Gloating would delay their meal, so he stowed her false identity in his pocket and went to the kitchen. What he’d taken mostly on a whim was as good as a pair of handcuffs. With Angelina’s passport in his control, Christina didn’t have an easy return to the United States, and denouncing him would also reveal her problem. Miss Holier-than-Him would have to do as he asked or face the repercussions of identity theft. All reasons to give her still one more passport, one that actually had her photo on it, as an enticement.
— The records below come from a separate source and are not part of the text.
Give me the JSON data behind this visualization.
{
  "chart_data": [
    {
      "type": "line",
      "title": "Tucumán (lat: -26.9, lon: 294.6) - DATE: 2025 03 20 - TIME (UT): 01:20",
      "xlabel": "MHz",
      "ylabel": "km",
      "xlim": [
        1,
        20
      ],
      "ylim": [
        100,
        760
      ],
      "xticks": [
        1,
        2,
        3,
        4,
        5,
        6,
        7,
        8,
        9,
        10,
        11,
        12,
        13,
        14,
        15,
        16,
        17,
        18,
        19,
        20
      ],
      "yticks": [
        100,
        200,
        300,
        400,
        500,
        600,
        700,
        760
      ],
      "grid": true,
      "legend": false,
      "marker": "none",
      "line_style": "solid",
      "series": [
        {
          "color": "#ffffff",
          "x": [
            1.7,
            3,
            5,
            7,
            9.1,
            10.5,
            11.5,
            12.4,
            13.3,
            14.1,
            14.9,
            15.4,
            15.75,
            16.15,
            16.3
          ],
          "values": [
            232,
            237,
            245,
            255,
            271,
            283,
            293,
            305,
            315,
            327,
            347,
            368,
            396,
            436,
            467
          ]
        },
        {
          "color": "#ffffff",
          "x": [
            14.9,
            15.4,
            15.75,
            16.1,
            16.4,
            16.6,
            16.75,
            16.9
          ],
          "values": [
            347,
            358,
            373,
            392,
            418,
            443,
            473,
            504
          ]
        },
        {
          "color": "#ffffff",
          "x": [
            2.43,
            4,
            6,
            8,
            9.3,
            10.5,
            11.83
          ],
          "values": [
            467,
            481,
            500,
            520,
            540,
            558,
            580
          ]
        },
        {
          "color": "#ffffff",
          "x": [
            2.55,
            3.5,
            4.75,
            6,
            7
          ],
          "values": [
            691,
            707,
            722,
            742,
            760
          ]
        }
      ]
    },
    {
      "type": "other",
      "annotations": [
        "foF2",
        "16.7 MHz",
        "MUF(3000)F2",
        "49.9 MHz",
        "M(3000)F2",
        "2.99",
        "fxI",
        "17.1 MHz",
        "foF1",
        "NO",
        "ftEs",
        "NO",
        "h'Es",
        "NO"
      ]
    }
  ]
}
He clicked on the screen mounted under his cabinets to stream a news channel while he pried the bottom off the spare electric kettle, where he hid blank passport covers and pages. Italy, Portugal, Slovenia, Spain...Spaniards had flocked to London since the economic crisis. Christina’s English wouldn’t pass as anything but American, but he’d bet all six of his other antique Swiss timepieces that she could easily pretend to be a native of Spain, so he chose the red and gold cover for her new identity. When she was out of the shower, they’d print a photo, add a spot of acrylic nail glue to the photo and the laminated page cover, and she’d have the paperwork to become a new person, even without bothering to embed data on the biometric chip under the cover. French immigration officers who handled pre-clearing of passengers destined for Calais on the vehicle train didn’t give a frog’s tit about whether the embedded chips worked, because their readers usually didn’t. Airport security was the black hole for money, and tight budgets left nothing for anyone else.